Natal: morte e vida

Muito se fala sobre o Natal e até vemos um movimento crescente para entendê-lo de forma menos comercial e mais espiritual. Entretanto, precisamos ir ainda mais além nisso e essa é a proposta do artigo de hoje.

Sócrates, Epicuro e tantos outros filósofos nos presentearam com magníficas reflexões. Uma delas é a de que a morte não deve ser temida, porque, se a morte é final, então você não estará lá para sofrer ou mesmo estar ciente de sua morte. No entanto, a preocupação (agora) com a morte é latente e acompanha muita gente, trazendo inquietação, prejudicando o correto entendimento desse processo e, por consequência, desviando as pessoas do caminho da felicidade.

Como entender que a morte me fará perder pessoas que eu amo ou coisas que eu adoro fazer? Como aceitar que minhas paixões terão um fim e que não posso mais voltar ao passado para corrigir erros ou problemas que até eu mesmo causei?

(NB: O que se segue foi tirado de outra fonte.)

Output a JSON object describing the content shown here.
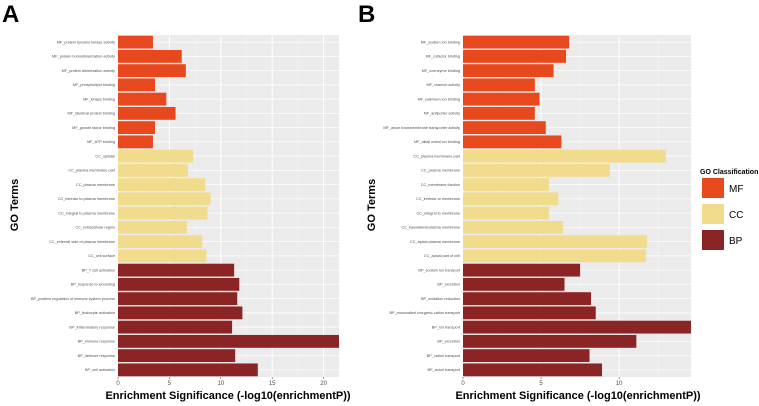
{
  "colors": {
    "MF": "#e8481d",
    "CC": "#f0dc8c",
    "BP": "#8b2424",
    "panel_bg": "#ebebeb",
    "grid_major": "#ffffff",
    "grid_minor": "#f4f4f4",
    "text": "#000000",
    "tick_text": "#4d4d4d"
  },
  "legend": {
    "title": "GO Classification",
    "items": [
      {
        "key": "MF",
        "label": "MF"
      },
      {
        "key": "CC",
        "label": "CC"
      },
      {
        "key": "BP",
        "label": "BP"
      }
    ]
  },
  "chart_data": [
    {
      "panel_label": "A",
      "type": "bar",
      "orientation": "horizontal",
      "xlabel": "Enrichment Significance (-log10(enrichmentP))",
      "ylabel": "GO Terms",
      "xlim": [
        0,
        21.5
      ],
      "xticks": [
        0,
        5,
        10,
        15,
        20
      ],
      "bars": [
        {
          "term": "MF_protein tyrosine kinase activity",
          "category": "MF",
          "value": 3.4
        },
        {
          "term": "MF_protein homodimerization activity",
          "category": "MF",
          "value": 6.2
        },
        {
          "term": "MF_protein dimerization activity",
          "category": "MF",
          "value": 6.6
        },
        {
          "term": "MF_phospholipid binding",
          "category": "MF",
          "value": 3.6
        },
        {
          "term": "MF_kinase binding",
          "category": "MF",
          "value": 4.7
        },
        {
          "term": "MF_identical protein binding",
          "category": "MF",
          "value": 5.6
        },
        {
          "term": "MF_growth factor binding",
          "category": "MF",
          "value": 3.6
        },
        {
          "term": "MF_ATP binding",
          "category": "MF",
          "value": 3.4
        },
        {
          "term": "CC_spindle",
          "category": "CC",
          "value": 7.3
        },
        {
          "term": "CC_plasma membrane part",
          "category": "CC",
          "value": 6.8
        },
        {
          "term": "CC_plasma membrane",
          "category": "CC",
          "value": 8.5
        },
        {
          "term": "CC_intrinsic to plasma membrane",
          "category": "CC",
          "value": 9.0
        },
        {
          "term": "CC_integral to plasma membrane",
          "category": "CC",
          "value": 8.7
        },
        {
          "term": "CC_extracellular region",
          "category": "CC",
          "value": 6.7
        },
        {
          "term": "CC_external side of plasma membrane",
          "category": "CC",
          "value": 8.2
        },
        {
          "term": "CC_cell surface",
          "category": "CC",
          "value": 8.6
        },
        {
          "term": "BP_T cell activation",
          "category": "BP",
          "value": 11.3
        },
        {
          "term": "BP_response to wounding",
          "category": "BP",
          "value": 11.8
        },
        {
          "term": "BP_positive regulation of immune system process",
          "category": "BP",
          "value": 11.6
        },
        {
          "term": "BP_leukocyte activation",
          "category": "BP",
          "value": 12.1
        },
        {
          "term": "BP_inflammatory response",
          "category": "BP",
          "value": 11.1
        },
        {
          "term": "BP_immune response",
          "category": "BP",
          "value": 21.5
        },
        {
          "term": "BP_defense response",
          "category": "BP",
          "value": 11.4
        },
        {
          "term": "BP_cell activation",
          "category": "BP",
          "value": 13.6
        }
      ]
    },
    {
      "panel_label": "B",
      "type": "bar",
      "orientation": "horizontal",
      "xlabel": "Enrichment Significance (-log10(enrichmentP))",
      "ylabel": "GO Terms",
      "xlim": [
        0,
        14.6
      ],
      "xticks": [
        0,
        5,
        10
      ],
      "bars": [
        {
          "term": "MF_sodium ion binding",
          "category": "MF",
          "value": 6.8
        },
        {
          "term": "MF_cofactor binding",
          "category": "MF",
          "value": 6.6
        },
        {
          "term": "MF_coenzyme binding",
          "category": "MF",
          "value": 5.8
        },
        {
          "term": "MF_channel activity",
          "category": "MF",
          "value": 4.6
        },
        {
          "term": "MF_cadmium ion binding",
          "category": "MF",
          "value": 4.9
        },
        {
          "term": "MF_antiporter activity",
          "category": "MF",
          "value": 4.6
        },
        {
          "term": "MF_anion transmembrane transporter activity",
          "category": "MF",
          "value": 5.3
        },
        {
          "term": "MF_alkali metal ion binding",
          "category": "MF",
          "value": 6.3
        },
        {
          "term": "CC_plasma membrane part",
          "category": "CC",
          "value": 13.0
        },
        {
          "term": "CC_plasma membrane",
          "category": "CC",
          "value": 9.4
        },
        {
          "term": "CC_membrane fraction",
          "category": "CC",
          "value": 5.5
        },
        {
          "term": "CC_intrinsic to membrane",
          "category": "CC",
          "value": 6.1
        },
        {
          "term": "CC_integral to membrane",
          "category": "CC",
          "value": 5.5
        },
        {
          "term": "CC_basolateral plasma membrane",
          "category": "CC",
          "value": 6.4
        },
        {
          "term": "CC_apical plasma membrane",
          "category": "CC",
          "value": 11.8
        },
        {
          "term": "CC_apical part of cell",
          "category": "CC",
          "value": 11.7
        },
        {
          "term": "BP_sodium ion transport",
          "category": "BP",
          "value": 7.5
        },
        {
          "term": "BP_excretion",
          "category": "BP",
          "value": 6.5
        },
        {
          "term": "BP_oxidation reduction",
          "category": "BP",
          "value": 8.2
        },
        {
          "term": "BP_monovalent inorganic cation transport",
          "category": "BP",
          "value": 8.5
        },
        {
          "term": "BP_ion transport",
          "category": "BP",
          "value": 14.6
        },
        {
          "term": "BP_excretion",
          "category": "BP",
          "value": 11.1
        },
        {
          "term": "BP_cation transport",
          "category": "BP",
          "value": 8.1
        },
        {
          "term": "BP_anion transport",
          "category": "BP",
          "value": 8.9
        }
      ]
    }
  ]
}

Na verdade, o foco está na direção errada. As pessoas que você ama e as coisas que você gosta de fazer precisam ter você por “inteiro”. “Você” precisa estar com você por inteiro…

Enquanto você está preocupado com o que não se controla, deixa a vida ir escapando pelos dedos e esse, caro leitor, é o cenário que está causando stress, depressão e ansiedade no Planeta.

Como entender que preciso “morrer” (agora) para algumas formas de vida que estão apenas me prejudicando?

Na verdade, o grande e real ensinamento do Natal é que Jesus nasceu para que morramos aos processos ruins que, por algum motivo, comandam ou tentam comandar nossa vida. Jesus é Vida e também exemplo de como alterar o rumo de nossa existência e dar o sentido que a vida precisa ter. Jesus nasceu para mostrar a todos nós o real sentido da “morte”. Por este motivo é que dizemos que Ele nos salvou.

Portanto, não importa o que acontece com você. O que importa mesmo é como você reage e como administra as situações que vive, entretanto, nos enganamos e encontramos desculpas, justificativas para que, aquilo que precisa ser realmente feito por nós (iniciativa, mudança, saída da zona de conforto) não seja feito. E neste caso nosso cérebro nos envia a “saída” enganadora, onde buscamos “culpados”, jogando em outras pessoas ou situações, a nossa própria responsabilidade e este ciclo vai só nos atrasando.

Sim, o mal está se multiplicando no mundo e não podemos fechar nossos olhos para esse fato, porque, para vencer o mal ou qualquer inimigo, precisamos saber enxergá-lo, entendê-lo e enfrentá-lo. Quando a sociedade começa a acreditar que todos os problemas estão sendo causados pelos “outros”, aí que o mal se instala com mais força. Portanto, os bons precisam “escolher” estar à frente. Motivo? Só eles estão aptos a moldar esse mundo para o bem.

Procure não apenas ouvir, mas refletir na famosa letra: “Então é Natal, e o que você fez? O ano termina e começa outra vez. Então é Natal, a festa Cristã do velho e do novo, o amor como um todo. Então bom Natal, e um ano novo também. Que seja feliz quem, souber o que é o bem.

Que busquemos neste Natal morrer para que renasça um novo “eu”! Que esta época desperte em nós os melhores sentimentos e que eles venham para ficar em nosso coração. Isso sim é Natal!